By Alex Padalka August 25, 2016

Thanks to the proliferation of online tools, apps and automated advice, advisors registered with the SEC were able to boost client numbers by 22% since last year, according to a new study from the Investment Adviser Association and National Regulatory Services.

Federally registered investment advisors now oversee assets for more than 36.4 million clients – a 22.4% jump over 2015 – according to a study of all 11,847 investment advisors registered with the SEC as of April 8.

The study’s authors attribute the spike to the proliferation of automated advice offerings geared toward retirement plan participants and to the growing use of online and app-based financial account access tools. What’s more, 126 firms report that they deliver advice exclusively online – a 60% increase from the year prior, according to the study.

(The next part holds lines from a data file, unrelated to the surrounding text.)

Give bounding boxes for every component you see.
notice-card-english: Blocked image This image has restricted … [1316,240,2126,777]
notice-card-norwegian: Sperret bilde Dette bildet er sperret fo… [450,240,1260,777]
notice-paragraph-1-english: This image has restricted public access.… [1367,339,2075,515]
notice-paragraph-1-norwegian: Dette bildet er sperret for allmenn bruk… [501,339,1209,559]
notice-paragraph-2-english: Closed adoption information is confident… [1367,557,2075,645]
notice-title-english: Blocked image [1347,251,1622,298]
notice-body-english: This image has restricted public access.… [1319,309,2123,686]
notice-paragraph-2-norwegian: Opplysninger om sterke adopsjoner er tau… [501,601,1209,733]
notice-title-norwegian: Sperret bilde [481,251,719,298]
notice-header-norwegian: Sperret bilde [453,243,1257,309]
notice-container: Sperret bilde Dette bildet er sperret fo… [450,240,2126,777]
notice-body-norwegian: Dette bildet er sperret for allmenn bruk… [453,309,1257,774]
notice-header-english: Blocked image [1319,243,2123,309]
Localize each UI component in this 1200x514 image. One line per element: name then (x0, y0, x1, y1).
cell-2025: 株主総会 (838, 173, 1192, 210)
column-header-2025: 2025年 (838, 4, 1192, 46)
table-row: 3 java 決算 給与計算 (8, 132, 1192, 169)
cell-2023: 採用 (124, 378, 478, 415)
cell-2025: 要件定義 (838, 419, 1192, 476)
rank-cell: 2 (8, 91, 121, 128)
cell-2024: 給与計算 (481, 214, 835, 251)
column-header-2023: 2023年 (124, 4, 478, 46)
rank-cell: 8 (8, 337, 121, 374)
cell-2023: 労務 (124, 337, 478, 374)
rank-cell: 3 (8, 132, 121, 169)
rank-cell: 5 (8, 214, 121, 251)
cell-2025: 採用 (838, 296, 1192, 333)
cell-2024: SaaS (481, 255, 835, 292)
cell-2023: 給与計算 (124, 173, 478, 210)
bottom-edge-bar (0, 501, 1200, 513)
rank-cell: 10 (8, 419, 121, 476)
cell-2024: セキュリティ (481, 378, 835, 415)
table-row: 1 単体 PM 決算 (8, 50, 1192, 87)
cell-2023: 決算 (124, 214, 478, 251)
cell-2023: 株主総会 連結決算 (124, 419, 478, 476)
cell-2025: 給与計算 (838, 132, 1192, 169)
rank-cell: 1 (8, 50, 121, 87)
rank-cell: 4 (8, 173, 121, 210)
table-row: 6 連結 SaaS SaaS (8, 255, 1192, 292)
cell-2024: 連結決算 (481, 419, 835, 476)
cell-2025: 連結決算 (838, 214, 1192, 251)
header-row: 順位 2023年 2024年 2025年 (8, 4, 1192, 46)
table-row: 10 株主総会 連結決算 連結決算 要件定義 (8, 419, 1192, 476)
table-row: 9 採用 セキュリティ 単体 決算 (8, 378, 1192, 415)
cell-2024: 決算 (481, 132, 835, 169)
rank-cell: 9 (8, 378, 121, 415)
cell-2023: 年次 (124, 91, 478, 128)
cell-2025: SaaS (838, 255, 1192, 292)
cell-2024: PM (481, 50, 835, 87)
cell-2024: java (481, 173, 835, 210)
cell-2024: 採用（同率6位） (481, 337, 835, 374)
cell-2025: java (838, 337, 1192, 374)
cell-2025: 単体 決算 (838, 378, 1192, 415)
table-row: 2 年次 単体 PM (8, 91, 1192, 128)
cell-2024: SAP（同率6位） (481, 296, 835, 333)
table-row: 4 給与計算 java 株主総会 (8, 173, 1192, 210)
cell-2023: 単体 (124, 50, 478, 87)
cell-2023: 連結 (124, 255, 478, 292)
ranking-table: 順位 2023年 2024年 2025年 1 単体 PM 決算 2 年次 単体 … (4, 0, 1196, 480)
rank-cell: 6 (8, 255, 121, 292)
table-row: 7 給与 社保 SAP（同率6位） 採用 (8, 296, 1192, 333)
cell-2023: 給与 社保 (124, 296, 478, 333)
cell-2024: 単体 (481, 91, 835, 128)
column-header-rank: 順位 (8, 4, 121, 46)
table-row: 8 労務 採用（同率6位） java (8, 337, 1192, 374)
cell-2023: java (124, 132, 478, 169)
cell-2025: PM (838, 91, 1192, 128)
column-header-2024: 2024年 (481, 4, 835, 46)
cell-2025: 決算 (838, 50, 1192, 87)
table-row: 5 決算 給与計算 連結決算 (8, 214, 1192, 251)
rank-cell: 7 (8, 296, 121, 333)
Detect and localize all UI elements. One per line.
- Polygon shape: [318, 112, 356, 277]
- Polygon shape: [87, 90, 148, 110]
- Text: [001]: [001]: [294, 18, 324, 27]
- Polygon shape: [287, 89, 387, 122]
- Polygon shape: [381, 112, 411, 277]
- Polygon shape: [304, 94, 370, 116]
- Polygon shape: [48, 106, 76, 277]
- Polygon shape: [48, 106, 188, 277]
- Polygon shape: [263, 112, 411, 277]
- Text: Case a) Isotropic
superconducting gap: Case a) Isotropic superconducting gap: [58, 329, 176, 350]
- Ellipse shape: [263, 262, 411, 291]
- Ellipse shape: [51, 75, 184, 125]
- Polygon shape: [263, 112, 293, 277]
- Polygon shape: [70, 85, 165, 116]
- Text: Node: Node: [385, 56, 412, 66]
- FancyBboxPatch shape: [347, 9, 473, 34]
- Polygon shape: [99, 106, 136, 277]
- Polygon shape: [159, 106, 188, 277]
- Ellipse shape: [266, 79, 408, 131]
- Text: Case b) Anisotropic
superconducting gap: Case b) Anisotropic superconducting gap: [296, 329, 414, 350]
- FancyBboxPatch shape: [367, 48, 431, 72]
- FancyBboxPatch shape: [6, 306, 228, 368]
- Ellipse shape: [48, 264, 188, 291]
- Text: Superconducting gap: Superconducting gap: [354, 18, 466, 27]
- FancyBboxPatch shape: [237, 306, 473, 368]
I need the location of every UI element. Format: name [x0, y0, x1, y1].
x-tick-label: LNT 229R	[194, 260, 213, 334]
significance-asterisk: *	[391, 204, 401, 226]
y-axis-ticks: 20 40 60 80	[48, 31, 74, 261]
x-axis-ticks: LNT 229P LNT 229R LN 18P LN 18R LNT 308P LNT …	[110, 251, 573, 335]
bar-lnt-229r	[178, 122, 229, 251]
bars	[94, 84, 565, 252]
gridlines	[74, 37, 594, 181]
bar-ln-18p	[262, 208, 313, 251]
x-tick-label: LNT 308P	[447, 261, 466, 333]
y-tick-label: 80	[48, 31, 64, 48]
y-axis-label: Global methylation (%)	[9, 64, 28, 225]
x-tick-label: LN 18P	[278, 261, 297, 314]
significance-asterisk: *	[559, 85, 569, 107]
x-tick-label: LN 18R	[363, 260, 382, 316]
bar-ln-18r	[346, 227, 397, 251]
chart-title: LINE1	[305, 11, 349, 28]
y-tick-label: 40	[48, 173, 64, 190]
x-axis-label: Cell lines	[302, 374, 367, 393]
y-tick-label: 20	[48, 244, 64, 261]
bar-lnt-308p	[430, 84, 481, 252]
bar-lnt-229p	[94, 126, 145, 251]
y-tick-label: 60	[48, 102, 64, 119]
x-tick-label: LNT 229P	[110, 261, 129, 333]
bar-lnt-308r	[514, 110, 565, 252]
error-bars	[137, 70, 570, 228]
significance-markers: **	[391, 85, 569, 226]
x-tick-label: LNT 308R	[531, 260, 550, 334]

The study also found a robust industry despite volatile markets. The number of SEC-registered advisors grew 3.3% since last year and firms in the sector added 30,540 non-clerical jobs – a 4.1% rise over 2015, according to the study.

On the other hand, flat markets have contributed to a mere 0.2% increase in total regulatory assets under management, which now stand at $66.7 trillion, the survey found.

In addition, the number of firms with more than $100 billion in assets shrank for the first time in history, dropping from 128 in 2015 to 121, according to the study.

These giants still control 53.7% of the industry’s assets, the study found, but the bulk of the industry (72.3%) are firms with less than $1 billion. And while these sub-billion firms only managed 3.4% of total assets, they grew them by 2.5% from last year, according to the study.